A retomada dos fortes deslizamentos ocorreu a partir do final da tarde de anteontem, quando a reportagem presenciou, no Braço do Baú, a avalanche de terra derrubar uma casa no mesmo lugar onde tinha passado, minutos antes, na companhia de outros jornalistas, moradores e um bombeiro, além do vice-prefeito de Ilhota.
A queda de barreira em Arraial durante a madrugada, apesar de matar três adultos (Alcido Oechsher, 52, e dois homens conhecidos como Vico, 22, e Iuri, 62) e uma criança (Luiz Fernando Oechsher, 10), não era suficiente para motivar alguns vizinhos a sair de lá. "Minha casa não é grudada no morro. Fica a cem metros de lá", disse José da Silva, o Zeca, 44, convencido de que essa distância era segura.
Ele, que foi resgatado à tarde com dois irmãos e seu pai, estava revoltado por ter sido retirado quase que à força.
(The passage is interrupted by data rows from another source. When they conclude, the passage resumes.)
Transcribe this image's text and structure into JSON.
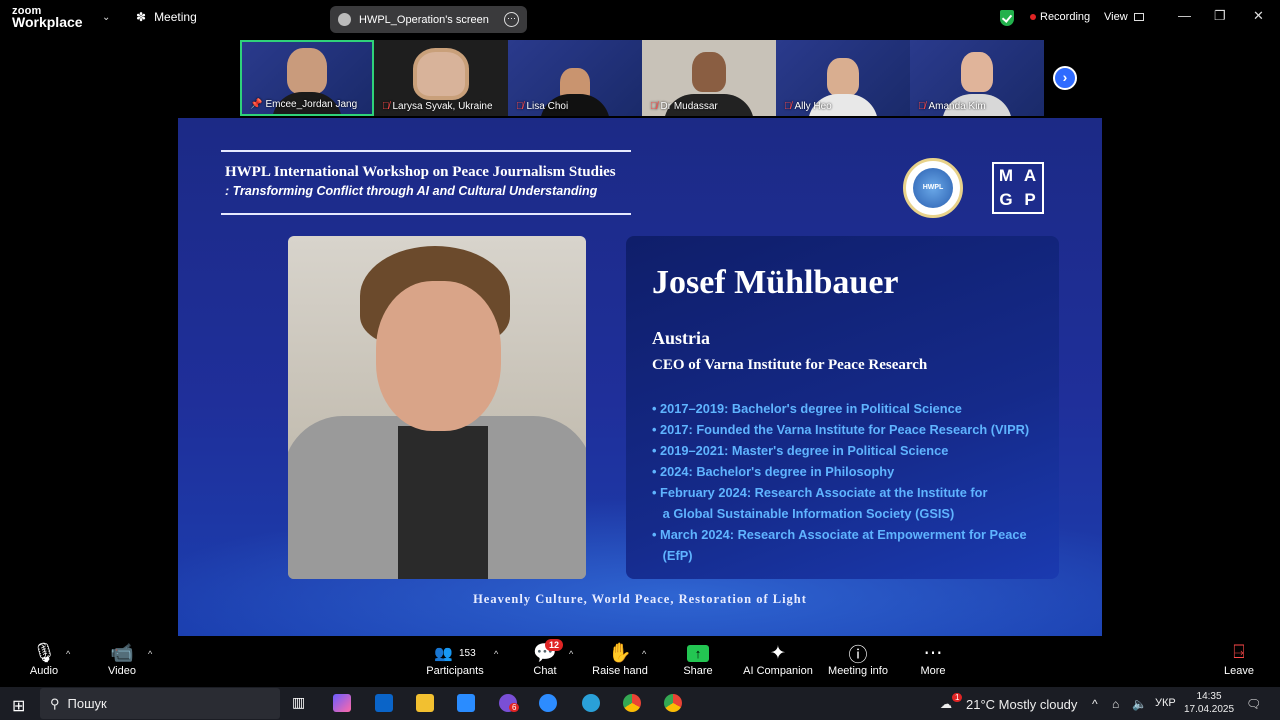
{
  "app": {
    "logo_line1": "zoom",
    "logo_line2": "Workplace"
  },
  "topbar": {
    "meeting_label": "Meeting",
    "share_title": "HWPL_Operation's screen",
    "recording_label": "Recording",
    "view_label": "View",
    "recording_color": "#e02424",
    "security_color": "#22b14c"
  },
  "participants_strip": [
    {
      "name": "Emcee_Jordan Jang",
      "pinned": true,
      "muted": false
    },
    {
      "name": "Larysa Syvak, Ukraine",
      "muted": true
    },
    {
      "name": "Lisa Choi",
      "muted": true
    },
    {
      "name": "Dr Mudassar",
      "muted": true
    },
    {
      "name": "Ally Heo",
      "muted": true
    },
    {
      "name": "Amanda Kim",
      "muted": true
    }
  ],
  "slide": {
    "header_title": "HWPL International Workshop on Peace Journalism Studies",
    "header_subtitle": ": Transforming Conflict through AI and Cultural Understanding",
    "logo1_text": "HWPL",
    "logo2_letters": [
      "M",
      "A",
      "G",
      "P"
    ],
    "person_name": "Josef Mühlbauer",
    "country": "Austria",
    "role": "CEO of Varna Institute for Peace Research",
    "bullets": [
      "• 2017–2019: Bachelor's degree in Political Science",
      "• 2017: Founded the Varna Institute for Peace Research (VIPR)",
      "• 2019–2021: Master's degree in Political Science",
      "• 2024: Bachelor's degree in Philosophy",
      "• February 2024: Research Associate at the Institute for",
      "   a Global Sustainable Information Society (GSIS)",
      "• March 2024: Research Associate at Empowerment for Peace",
      "   (EfP)"
    ],
    "footer": "Heavenly Culture, World Peace, Restoration of Light",
    "bullet_color": "#5fb4ff"
  },
  "toolbar": {
    "audio": "Audio",
    "video": "Video",
    "participants": "Participants",
    "participants_count": "153",
    "chat": "Chat",
    "chat_badge": "12",
    "raise_hand": "Raise hand",
    "share": "Share",
    "ai_companion": "AI Companion",
    "meeting_info": "Meeting info",
    "more": "More",
    "leave": "Leave"
  },
  "taskbar": {
    "search_placeholder": "Пошук",
    "weather": "21°C  Mostly cloudy",
    "language": "УКР",
    "time": "14:35",
    "date": "17.04.2025",
    "viber_badge": "6",
    "weather_badge": "1"
  }
}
Foi transportado de helicóptero à cidade de Gaspar só com a roupa do corpo, toda suja, e descalço.
"Seus vagabundos. Vou voltar a pé. Vão ter que me pagar tudo aquilo que me roubaram", gritava Zeca, desesperado, ao descobrir que os bombeiros tinham mentido ao lhe garantir que um amigo dele tinha sido resgatado também. "Meu amigo ficou sozinho. Falaram mentira, trapacearam", reclamava.